Technical specifications
- Chassis: Carbon fibre and honeycomb composite structure
- Suspension (front): Double wishbones, pushrod, inboard spring / damper / actuator
- Suspension (rear): Double wishbones, pushrod, inboard spring / damper / actuator
- Axle track: Front: 1,690 mm (67 in) Rear: 1,615 mm (63.6 in)
- Wheelbase: 2,845 mm (112.0 in)
- Engine: Peugeot A4/A6, 3,499 cc (213.5 cu in), 80° V10, NA, mid-engine, longitudinally mounted
- Transmission: McLaren / TAG transverse 6-Speed semi-automatic sequential
- Power: 700–760 hp (522–567 kW; 710–771 PS) @ 14,250-14,500 rpm
- Weight: 515 kg (1,135 lb)
- Fuel: Shell
- Tyres: Goodyear

Competition history
- Notable entrants: Marlboro McLaren Peugeot
- Notable drivers: 7. Mika Häkkinen 7. Philippe Alliot 8. Martin Brundle
- Debut: 1994 Brazilian Grand Prix
- Last event: 1994 Australian Grand Prix
| Races | Wins | Podiums | Poles | F/Laps |
| 16 | 0 | 8 | 0 | 0 |
- Constructors' Championships: 0
- Drivers' Championships: 0

= McLaren MP4/9 =

Formula One racing car for the 1994 season

The McLaren MP4/9 was a Formula One car designed by Neil Oatley and used by the McLaren team in the 1994 Formula One World Championship. The number 7 car was driven by Finn Mika Häkkinen, in his first full season with the team, while the number 8 car was driven by Briton Martin Brundle, who had signed from Ligier. Frenchman Philippe Alliot deputised in the number 7 car at the Hungarian Grand Prix when Häkkinen was banned from driving in this race.

This was the first Formula One car to utilize Peugeot engines, the only McLaren F1 car to use that engine, and the last McLaren F1 car to run with Shell fuel which the team had used since the MP4/2 in 1984.

== Background ==
=== Design ===
Due to changes in Formula One regulations intended to return emphasis on driver skills, many technologies designed to aid the driver, such as active suspension, power-assisted brakes, ABS and traction control, which had featured on the previous season's car, were no longer permitted. Visually the car was otherwise very similar to the preceding MP4/8.

The MP4/9 was initially powered by the Peugeot A4 V10 engine which produced around 700 bhp. The engine proved unreliable and both Häkkinen and Brundle retired from the first two races with each suffering one engine failure. The 760 bhp A6 V10 was then introduced, and while it gave Häkkinen third place at San Marino and Brundle second at Monaco, the engine was generally regarded as a "hand grenade" due to frequent failures in testing, qualifying and races. It was not until Italy that Peugeot started to get reliability from the engine.

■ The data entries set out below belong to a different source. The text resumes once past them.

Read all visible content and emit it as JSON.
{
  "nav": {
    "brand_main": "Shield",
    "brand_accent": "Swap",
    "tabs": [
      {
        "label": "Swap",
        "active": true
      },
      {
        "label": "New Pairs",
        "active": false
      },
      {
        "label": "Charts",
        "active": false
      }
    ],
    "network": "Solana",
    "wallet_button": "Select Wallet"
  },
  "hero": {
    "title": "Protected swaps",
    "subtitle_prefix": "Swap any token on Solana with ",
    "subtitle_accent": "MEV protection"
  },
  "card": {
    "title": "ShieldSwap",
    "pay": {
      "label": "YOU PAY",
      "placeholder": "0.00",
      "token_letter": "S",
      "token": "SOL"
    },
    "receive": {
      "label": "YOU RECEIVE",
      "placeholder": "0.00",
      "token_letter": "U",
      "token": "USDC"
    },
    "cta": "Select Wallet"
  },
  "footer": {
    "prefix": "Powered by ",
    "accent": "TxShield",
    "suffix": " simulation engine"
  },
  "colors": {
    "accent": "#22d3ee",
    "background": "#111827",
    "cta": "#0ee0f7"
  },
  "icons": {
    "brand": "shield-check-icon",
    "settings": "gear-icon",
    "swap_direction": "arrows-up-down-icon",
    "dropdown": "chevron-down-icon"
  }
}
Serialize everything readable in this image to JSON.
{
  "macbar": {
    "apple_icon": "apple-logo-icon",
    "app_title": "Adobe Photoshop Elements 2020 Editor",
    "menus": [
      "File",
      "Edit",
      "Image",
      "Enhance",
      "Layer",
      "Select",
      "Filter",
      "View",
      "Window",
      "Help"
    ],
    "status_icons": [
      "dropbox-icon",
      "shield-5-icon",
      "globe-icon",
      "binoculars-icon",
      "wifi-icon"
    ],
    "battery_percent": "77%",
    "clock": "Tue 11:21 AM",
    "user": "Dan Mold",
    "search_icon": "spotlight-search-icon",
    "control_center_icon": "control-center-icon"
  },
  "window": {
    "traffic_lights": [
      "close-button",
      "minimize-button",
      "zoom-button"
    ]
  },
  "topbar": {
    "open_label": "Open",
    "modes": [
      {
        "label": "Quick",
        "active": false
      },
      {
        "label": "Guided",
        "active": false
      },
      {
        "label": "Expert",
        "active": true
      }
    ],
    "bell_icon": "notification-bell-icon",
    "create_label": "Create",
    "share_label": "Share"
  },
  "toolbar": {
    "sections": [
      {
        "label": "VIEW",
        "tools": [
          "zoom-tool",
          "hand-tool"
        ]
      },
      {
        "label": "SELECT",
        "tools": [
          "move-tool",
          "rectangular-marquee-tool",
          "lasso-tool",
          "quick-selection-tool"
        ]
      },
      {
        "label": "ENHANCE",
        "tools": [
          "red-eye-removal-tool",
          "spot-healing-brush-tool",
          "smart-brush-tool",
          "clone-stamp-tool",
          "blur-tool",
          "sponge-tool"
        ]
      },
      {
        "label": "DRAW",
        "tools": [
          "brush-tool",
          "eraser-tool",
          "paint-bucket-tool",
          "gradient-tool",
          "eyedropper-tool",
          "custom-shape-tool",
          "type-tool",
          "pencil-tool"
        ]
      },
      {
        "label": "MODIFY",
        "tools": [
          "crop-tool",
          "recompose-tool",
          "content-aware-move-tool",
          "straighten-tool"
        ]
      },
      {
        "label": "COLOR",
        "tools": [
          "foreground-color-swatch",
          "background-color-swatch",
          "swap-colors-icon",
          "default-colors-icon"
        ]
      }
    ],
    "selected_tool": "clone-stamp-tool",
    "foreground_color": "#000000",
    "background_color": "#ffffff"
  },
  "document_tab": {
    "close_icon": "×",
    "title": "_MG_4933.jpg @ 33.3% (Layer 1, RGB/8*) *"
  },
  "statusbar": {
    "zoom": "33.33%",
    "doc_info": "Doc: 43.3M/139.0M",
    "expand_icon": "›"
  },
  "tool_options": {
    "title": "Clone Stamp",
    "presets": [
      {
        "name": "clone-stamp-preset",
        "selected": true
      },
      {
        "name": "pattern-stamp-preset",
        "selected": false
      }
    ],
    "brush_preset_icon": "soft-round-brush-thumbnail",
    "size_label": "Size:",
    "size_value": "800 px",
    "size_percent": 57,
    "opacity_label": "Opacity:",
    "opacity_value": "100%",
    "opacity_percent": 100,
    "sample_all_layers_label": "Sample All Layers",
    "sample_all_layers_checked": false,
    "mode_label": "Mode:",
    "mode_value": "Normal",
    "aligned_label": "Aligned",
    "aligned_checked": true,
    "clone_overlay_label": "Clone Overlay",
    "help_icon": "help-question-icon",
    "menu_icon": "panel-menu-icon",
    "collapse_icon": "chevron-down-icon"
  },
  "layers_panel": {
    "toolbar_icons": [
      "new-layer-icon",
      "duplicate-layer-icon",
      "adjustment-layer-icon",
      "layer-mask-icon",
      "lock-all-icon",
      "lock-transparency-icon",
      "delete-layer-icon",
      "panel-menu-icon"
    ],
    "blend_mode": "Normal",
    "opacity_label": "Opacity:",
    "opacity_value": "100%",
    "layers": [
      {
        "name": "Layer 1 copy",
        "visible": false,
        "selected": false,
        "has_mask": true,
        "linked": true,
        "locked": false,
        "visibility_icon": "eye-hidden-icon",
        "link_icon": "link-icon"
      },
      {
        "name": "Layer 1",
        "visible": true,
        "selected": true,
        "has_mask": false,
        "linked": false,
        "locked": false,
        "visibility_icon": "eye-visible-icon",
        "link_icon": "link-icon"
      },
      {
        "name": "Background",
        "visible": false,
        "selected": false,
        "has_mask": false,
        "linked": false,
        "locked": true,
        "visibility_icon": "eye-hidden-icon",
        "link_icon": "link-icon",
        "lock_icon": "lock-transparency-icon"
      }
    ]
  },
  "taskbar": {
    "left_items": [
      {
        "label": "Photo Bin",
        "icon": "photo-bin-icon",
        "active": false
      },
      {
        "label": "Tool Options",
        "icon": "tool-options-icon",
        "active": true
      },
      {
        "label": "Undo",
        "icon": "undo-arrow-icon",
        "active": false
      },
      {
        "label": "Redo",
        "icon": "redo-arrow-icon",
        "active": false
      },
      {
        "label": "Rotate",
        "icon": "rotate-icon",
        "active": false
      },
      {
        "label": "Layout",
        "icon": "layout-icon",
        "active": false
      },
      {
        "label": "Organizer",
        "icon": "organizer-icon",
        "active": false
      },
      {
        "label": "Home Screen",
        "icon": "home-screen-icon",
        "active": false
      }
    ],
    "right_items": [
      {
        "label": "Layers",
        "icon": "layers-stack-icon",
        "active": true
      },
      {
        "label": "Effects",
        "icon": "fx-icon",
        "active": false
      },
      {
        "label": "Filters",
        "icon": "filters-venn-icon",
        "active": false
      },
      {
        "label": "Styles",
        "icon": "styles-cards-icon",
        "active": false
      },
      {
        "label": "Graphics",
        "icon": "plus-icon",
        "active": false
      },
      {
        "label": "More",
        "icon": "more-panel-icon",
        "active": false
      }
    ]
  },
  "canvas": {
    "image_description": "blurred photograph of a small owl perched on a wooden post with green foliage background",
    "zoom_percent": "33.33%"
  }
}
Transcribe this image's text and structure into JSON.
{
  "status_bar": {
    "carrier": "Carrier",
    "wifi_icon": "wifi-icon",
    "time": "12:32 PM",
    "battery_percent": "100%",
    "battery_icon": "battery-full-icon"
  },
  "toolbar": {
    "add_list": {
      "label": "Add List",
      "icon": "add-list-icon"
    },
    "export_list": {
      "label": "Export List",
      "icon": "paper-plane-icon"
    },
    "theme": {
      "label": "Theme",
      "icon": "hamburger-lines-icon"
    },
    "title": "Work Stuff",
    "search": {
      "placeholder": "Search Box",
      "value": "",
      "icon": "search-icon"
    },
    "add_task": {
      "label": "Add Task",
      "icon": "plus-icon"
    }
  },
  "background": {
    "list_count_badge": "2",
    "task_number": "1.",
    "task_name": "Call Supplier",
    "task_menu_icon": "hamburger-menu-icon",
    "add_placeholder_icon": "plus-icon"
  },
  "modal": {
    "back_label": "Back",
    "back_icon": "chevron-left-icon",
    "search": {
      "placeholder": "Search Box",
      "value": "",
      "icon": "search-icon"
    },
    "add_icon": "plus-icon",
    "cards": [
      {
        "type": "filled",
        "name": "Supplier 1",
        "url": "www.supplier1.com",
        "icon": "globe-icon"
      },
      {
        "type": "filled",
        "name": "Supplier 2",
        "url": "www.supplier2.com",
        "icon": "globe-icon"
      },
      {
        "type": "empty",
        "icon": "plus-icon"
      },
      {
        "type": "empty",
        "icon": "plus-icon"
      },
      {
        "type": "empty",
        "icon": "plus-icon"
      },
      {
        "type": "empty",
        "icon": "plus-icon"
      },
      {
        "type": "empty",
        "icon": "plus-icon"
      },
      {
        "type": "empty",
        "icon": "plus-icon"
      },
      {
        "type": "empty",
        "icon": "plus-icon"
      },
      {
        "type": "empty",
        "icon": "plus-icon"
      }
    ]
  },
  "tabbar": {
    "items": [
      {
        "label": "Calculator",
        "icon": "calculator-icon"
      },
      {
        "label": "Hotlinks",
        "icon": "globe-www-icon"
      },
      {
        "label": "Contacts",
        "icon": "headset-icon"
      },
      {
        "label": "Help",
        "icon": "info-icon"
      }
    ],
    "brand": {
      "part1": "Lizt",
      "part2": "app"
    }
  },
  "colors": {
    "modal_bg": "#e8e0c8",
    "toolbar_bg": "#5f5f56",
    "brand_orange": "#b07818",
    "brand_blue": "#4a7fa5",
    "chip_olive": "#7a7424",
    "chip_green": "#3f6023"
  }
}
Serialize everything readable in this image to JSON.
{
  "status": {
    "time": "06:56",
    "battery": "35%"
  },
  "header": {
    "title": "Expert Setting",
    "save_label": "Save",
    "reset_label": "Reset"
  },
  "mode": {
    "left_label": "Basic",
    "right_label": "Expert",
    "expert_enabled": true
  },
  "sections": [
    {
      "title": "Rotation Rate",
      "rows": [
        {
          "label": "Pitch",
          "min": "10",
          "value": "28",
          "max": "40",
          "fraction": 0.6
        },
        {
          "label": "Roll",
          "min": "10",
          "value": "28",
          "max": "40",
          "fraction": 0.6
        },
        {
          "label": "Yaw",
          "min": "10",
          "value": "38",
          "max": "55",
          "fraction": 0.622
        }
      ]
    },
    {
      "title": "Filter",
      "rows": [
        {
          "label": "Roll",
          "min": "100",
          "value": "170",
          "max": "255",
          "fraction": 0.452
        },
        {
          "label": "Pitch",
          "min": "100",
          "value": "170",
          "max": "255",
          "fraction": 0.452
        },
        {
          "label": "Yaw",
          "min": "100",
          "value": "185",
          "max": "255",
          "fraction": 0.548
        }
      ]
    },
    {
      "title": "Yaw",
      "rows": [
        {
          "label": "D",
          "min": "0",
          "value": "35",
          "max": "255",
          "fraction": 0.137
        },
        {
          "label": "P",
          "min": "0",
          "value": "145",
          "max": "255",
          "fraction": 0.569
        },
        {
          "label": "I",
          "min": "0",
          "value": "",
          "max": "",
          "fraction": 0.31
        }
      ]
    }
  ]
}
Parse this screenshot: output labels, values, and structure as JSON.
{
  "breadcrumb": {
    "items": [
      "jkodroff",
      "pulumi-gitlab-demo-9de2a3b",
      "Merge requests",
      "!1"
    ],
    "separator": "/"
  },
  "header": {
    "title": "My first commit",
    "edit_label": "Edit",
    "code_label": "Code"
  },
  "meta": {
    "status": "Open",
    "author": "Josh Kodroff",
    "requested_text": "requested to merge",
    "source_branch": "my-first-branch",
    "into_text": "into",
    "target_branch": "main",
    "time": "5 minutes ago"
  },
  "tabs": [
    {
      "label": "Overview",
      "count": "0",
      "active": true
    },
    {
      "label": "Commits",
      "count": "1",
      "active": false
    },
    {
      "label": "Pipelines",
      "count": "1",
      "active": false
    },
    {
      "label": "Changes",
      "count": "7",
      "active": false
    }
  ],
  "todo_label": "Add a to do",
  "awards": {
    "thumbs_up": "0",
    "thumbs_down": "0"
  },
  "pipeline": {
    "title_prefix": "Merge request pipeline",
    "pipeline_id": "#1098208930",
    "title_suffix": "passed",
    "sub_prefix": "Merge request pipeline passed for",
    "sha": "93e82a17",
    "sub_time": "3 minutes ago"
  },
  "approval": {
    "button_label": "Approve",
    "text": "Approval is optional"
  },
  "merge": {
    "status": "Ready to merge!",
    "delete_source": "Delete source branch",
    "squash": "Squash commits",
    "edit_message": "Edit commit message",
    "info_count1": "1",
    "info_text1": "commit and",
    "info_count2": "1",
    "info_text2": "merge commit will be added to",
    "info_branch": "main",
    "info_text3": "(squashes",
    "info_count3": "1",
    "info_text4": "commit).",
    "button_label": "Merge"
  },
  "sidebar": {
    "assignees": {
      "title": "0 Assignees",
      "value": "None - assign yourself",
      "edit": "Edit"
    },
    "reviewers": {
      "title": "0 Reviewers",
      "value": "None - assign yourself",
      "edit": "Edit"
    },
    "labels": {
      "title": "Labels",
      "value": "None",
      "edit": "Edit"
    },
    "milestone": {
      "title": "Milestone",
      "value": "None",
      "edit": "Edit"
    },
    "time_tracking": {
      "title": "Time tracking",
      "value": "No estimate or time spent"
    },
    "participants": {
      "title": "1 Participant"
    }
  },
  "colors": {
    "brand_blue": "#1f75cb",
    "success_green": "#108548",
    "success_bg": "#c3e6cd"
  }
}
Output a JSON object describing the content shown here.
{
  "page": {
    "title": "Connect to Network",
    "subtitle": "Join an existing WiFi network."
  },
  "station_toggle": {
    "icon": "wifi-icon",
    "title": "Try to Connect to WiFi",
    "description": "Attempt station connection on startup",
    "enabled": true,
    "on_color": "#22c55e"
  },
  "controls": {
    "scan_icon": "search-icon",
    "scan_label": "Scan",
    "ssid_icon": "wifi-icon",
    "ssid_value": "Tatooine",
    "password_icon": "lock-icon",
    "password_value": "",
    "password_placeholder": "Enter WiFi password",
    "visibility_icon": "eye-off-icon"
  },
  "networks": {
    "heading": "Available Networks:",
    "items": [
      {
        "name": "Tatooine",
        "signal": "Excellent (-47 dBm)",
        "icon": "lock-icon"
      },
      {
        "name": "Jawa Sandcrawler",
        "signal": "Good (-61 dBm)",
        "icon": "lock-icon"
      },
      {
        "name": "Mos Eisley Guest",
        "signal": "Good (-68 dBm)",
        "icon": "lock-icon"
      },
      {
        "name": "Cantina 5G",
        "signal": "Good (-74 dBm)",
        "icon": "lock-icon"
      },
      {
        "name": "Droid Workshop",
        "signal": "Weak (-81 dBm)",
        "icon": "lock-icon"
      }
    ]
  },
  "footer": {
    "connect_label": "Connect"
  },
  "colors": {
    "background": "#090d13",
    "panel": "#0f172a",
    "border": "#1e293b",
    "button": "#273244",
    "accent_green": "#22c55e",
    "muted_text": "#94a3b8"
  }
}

=== Second driver disputes ===
At the behest of Peugeot, the team's test driver was Frenchman Philippe Alliot. The French company preferred Alliot, who had been a lead driver with their World Sportscar team, over Brundle for the role of the second driver—something which infuriated McLaren team boss Ron Dennis, as he did not think much of Alliot's driving and clearly preferred Brundle; Alliot had been in F1 since and had a reputation for being fast but accident-prone. Brundle had also been racing Grands Prix since 1984 and, while fast, was also a much more steady driver. Alliot, whose only role in the team was as a test and reserve driver, only raced for the team as a one-off replacement for Häkkinen in Hungary, as the Finn was serving a one-race ban after being held responsible for a large accident on the first lap at the preceding German Grand Prix.

== 1994 season summary ==
By the standards of McLaren's recent cars the MP4/9 was a disappointment, failing to win any races (the first time McLaren had failed to win a race since ) and hampered by poor reliability and performance from its Peugeot engine (taken from the Peugeot 905 sports car that won Le Mans twice). Despite this, the MP4/9 was a relatively strong midfield car, as out of the 11 races it did finish, at least one car finished in the points in nine of them, and of those nine points finishes, eight of them were on the podium. Early in the season, Ron Dennis had believed rivalry between the French manufacturer and compatriots Renault would lead to rapid development and performance. As the season progressed the engines suffered regular and frequently spectacular failures (including at the British Grand Prix where Brundle's engine erupted into flames within a second of the green flag), and causing the team to doubt Peugeot's commitment to the project. On 28 October 1994 the team announced it had parted company with the engine supplier in favour of a long-term deal with full-works Ilmor-Mercedes.

The MP4/9 was replaced in by the McLaren MP4/10.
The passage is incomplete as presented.